Google adds rival voice-based search for iOS
Google has unveiled upgrades to its search engine, with a voice search application available to iOS devices and Gmail content included in search results.
According to Google, its voice-based search function – a rival to Apple’s Siri – will be available soon for iPhones and iPads.
“Often the most natural way to ask a question is by asking aloud. So we’ve combined our speech recognition expertise, understanding of language and the Knowledge Graph so that Voice Search can better interpret your questions and sometimes speak the answers back as full sentences,” said Amit Singhal, Google Search vice president in a blog.
“This has been available on Android for a few weeks. It’ll soon be available on your iPhone or iPad.”
The move could be seen as a counter attack on Apple, which has recently been stripping Google services from its iOS operating platform, and analysts suspect Apple may dump Google as its main search engine when their current agreement runs out.
Google’s launch will give iPhone users options should Apple end the search relationship.
“You just need to tap the microphone icon and ask your question, the same way you’d ask a friend. For example, ask ‘What movies are playing this weekend?’ and you’ll see your words streamed back to you quickly as you speak,” said Singhal. “It works for everything from celebrity factoids to the height of Kilimanjaro.”

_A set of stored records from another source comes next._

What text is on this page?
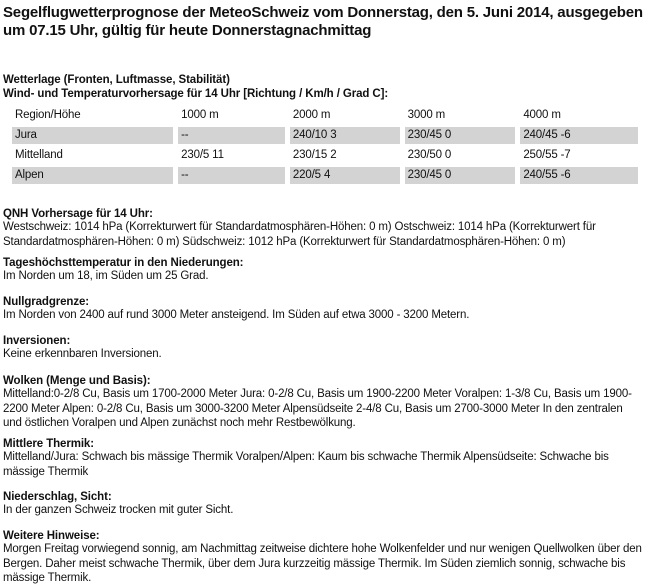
Segelflugwetterprognose der MeteoSchweiz vom Donnerstag, den 5. Juni 2014, ausgegeben um 07.15 Uhr, gültig für heute Donnerstagnachmittag
Wetterlage (Fronten, Luftmasse, Stabilität)
Wind- und Temperaturvorhersage für 14 Uhr [Richtung / Km/h / Grad C]:
Region/Höhe	1000 m	2000 m	3000 m	4000 m
Jura	--	240/10 3	230/45 0	240/45 -6
Mittelland	230/5 11	230/15 2	230/50 0	250/55 -7
Alpen	--	220/5 4	230/45 0	240/55 -6
QNH Vorhersage für 14 Uhr:
Westschweiz: 1014 hPa (Korrekturwert für Standardatmosphären-Höhen: 0 m) Ostschweiz: 1014 hPa (Korrekturwert für Standardatmosphären-Höhen: 0 m) Südschweiz: 1012 hPa (Korrekturwert für Standardatmosphären-Höhen: 0 m)
Tageshöchsttemperatur in den Niederungen:
Im Norden um 18, im Süden um 25 Grad.
Nullgradgrenze:
Im Norden von 2400 auf rund 3000 Meter ansteigend. Im Süden auf etwa 3000 - 3200 Metern.
Inversionen:
Keine erkennbaren Inversionen.
Wolken (Menge und Basis):
Mittelland:0-2/8 Cu, Basis um 1700-2000 Meter Jura: 0-2/8 Cu, Basis um 1900-2200 Meter Voralpen: 1-3/8 Cu, Basis um 1900-2200 Meter Alpen: 0-2/8 Cu, Basis um 3000-3200 Meter Alpensüdseite 2-4/8 Cu, Basis um 2700-3000 Meter In den zentralen und östlichen Voralpen und Alpen zunächst noch mehr Restbewölkung.
Mittlere Thermik:
Mittelland/Jura: Schwach bis mässige Thermik Voralpen/Alpen: Kaum bis schwache Thermik Alpensüdseite: Schwache bis mässige Thermik
Niederschlag, Sicht:
In der ganzen Schweiz trocken mit guter Sicht.
Weitere Hinweise:
Morgen Freitag vorwiegend sonnig, am Nachmittag zeitweise dichtere hohe Wolkenfelder und nur wenigen Quellwolken über den Bergen. Daher meist schwache Thermik, über dem Jura kurzzeitig mässige Thermik. Im Süden ziemlich sonnig, schwache bis mässige Thermik.
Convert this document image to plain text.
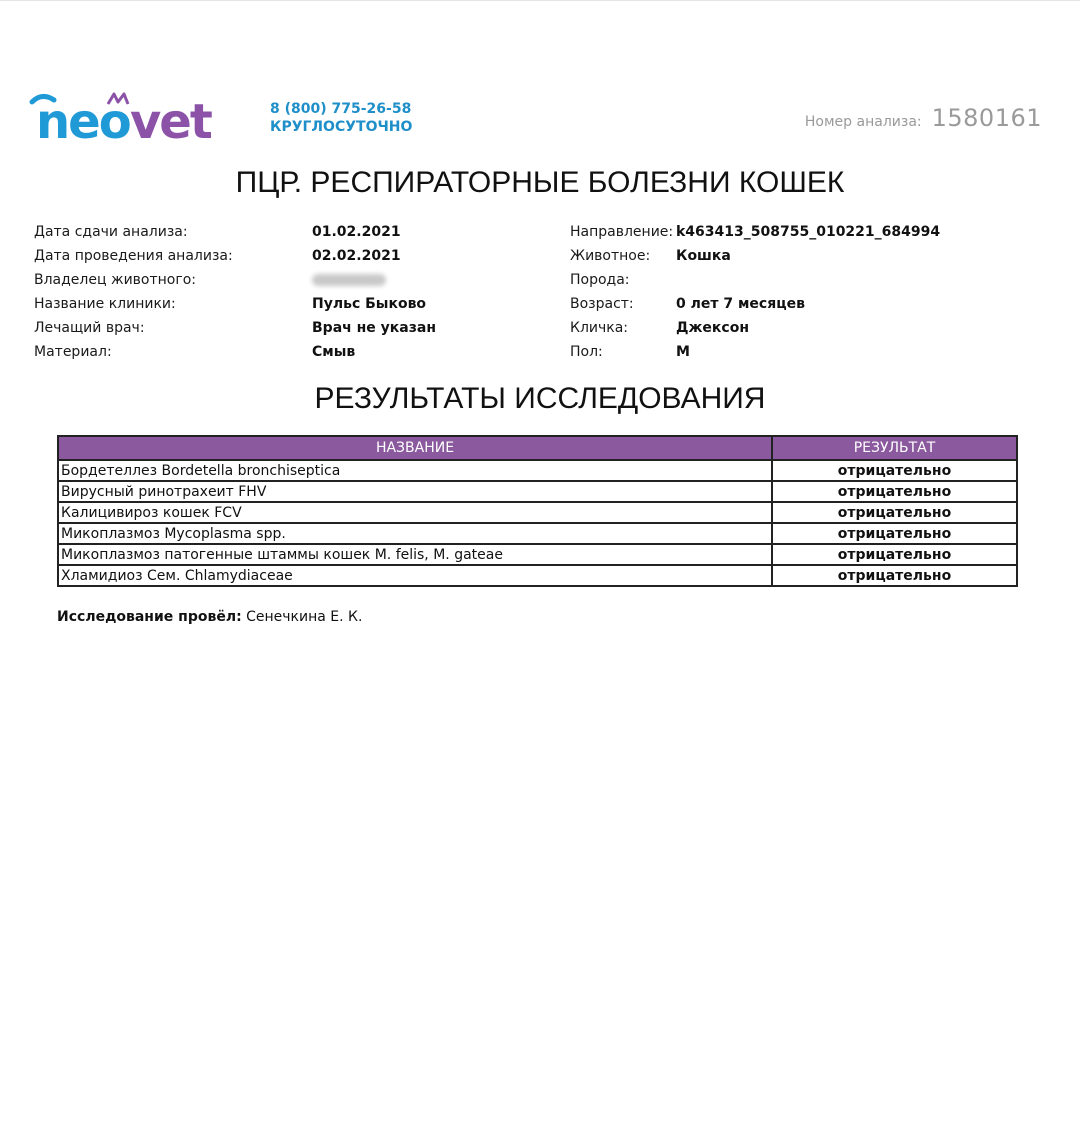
neo vet	8 (800) 775-26-58
КРУГЛОСУТОЧНО	Номер анализа: 1580161
ПЦР. РЕСПИРАТОРНЫЕ БОЛЕЗНИ КОШЕК
Дата сдачи анализа:	01.02.2021
Дата проведения анализа:	02.02.2021
Владелец животного:
Название клиники:	Пульс Быково
Лечащий врач:	Врач не указан
Материал:	Смыв
Направление: k463413_508755_010221_684994
Животное:	Кошка
Порода:
Возраст:	0 лет 7 месяцев
Кличка:	Джексон
Пол:	М
РЕЗУЛЬТАТЫ ИССЛЕДОВАНИЯ
НАЗВАНИЕ	РЕЗУЛЬТАТ
Бордетеллез Bordetella bronchiseptica	отрицательно
Вирусный ринотрахеит FHV	отрицательно
Калицивироз кошек FCV	отрицательно
Микоплазмоз Mycoplasma spp.	отрицательно
Микоплазмоз патогенные штаммы кошек M. felis, M. gateae	отрицательно
Хламидиоз Сем. Chlamydiaceae	отрицательно
Исследование провёл: Сенечкина Е. К.
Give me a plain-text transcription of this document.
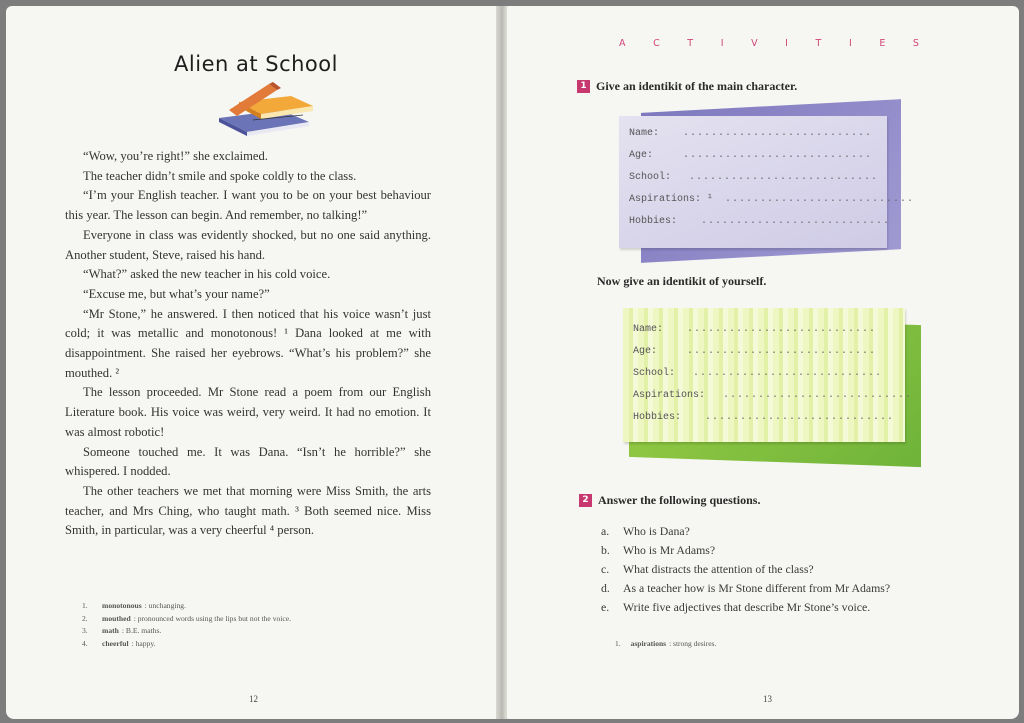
Alien at School

“Wow, you’re right!” she exclaimed.

The teacher didn’t smile and spoke coldly to the class.

“I’m your English teacher. I want you to be on your best behaviour this year. The lesson can begin. And remember, no talking!”

Everyone in class was evidently shocked, but no one said anything. Another student, Steve, raised his hand.

“What?” asked the new teacher in his cold voice.

“Excuse me, but what’s your name?”

“Mr Stone,” he answered. I then noticed that his voice wasn’t just cold; it was metallic and monotonous! ¹ Dana looked at me with disappointment. She raised her eyebrows. “What’s his problem?” she mouthed. ²

The lesson proceeded. Mr Stone read a poem from our English Literature book. His voice was weird, very weird. It had no emotion. It was almost robotic!

Someone touched me. It was Dana. “Isn’t he horrible?” she whispered. I nodded.

The other teachers we met that morning were Miss Smith, the arts teacher, and Mrs Ching, who taught math. ³ Both seemed nice. Miss Smith, in particular, was a very cheerful ⁴ person.

1.	monotonous : unchanging.
2.	mouthed : pronounced words using the lips but not the voice.
3.	math : B.E. maths.
4.	cheerful : happy.
12
A	C	T	I	V	I	T	I	E	S
1 Give an identikit of the main character.
Name: ...........................
Age:	...........................
School: ...........................
Aspirations: ¹ ...........................
Hobbies: ...........................
Now give an identikit of yourself.
Name: ...........................
Age:	...........................
School: ...........................
Aspirations: ...........................
Hobbies: ...........................
2 Answer the following questions.
a.	Who is Dana?
b.	Who is Mr Adams?
c.	What distracts the attention of the class?
d.	As a teacher how is Mr Stone different from Mr Adams?
e.	Write five adjectives that describe Mr Stone’s voice.
1. aspirations : strong desires.
13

Google also announced a trial service for people who want their Gmail inboxes included in search results, claiming the move would make it easier to search for personal information such as flight details.
The limited trial is open for Gmail users to sign up, and according to Google it should free up information within user inboxes.
“Sometimes the best answer to your question isn’t available on the public web — it may be contained somewhere else, such as in your email,” the company said. “You shouldn’t have to be your own mini search engine to find the most useful information: it should just work.”
How the results will differ from a straight search within within Gmail is unclear. “We’re working on some even more useful features,” Singhal said. “For example, if you search for ‘my flights’ we will organise flight confirmation emails for any upcoming trips in an easy-to-read way right on the search results page.”
Google also said it was making its Knowledge Graph available to non-US countries, with the service due to roll out within days. According to Google, the Knowledge Graph means searches should deliver more relevant results based on where the search is undertaken, and present a more contextual set of results using social networks and other content.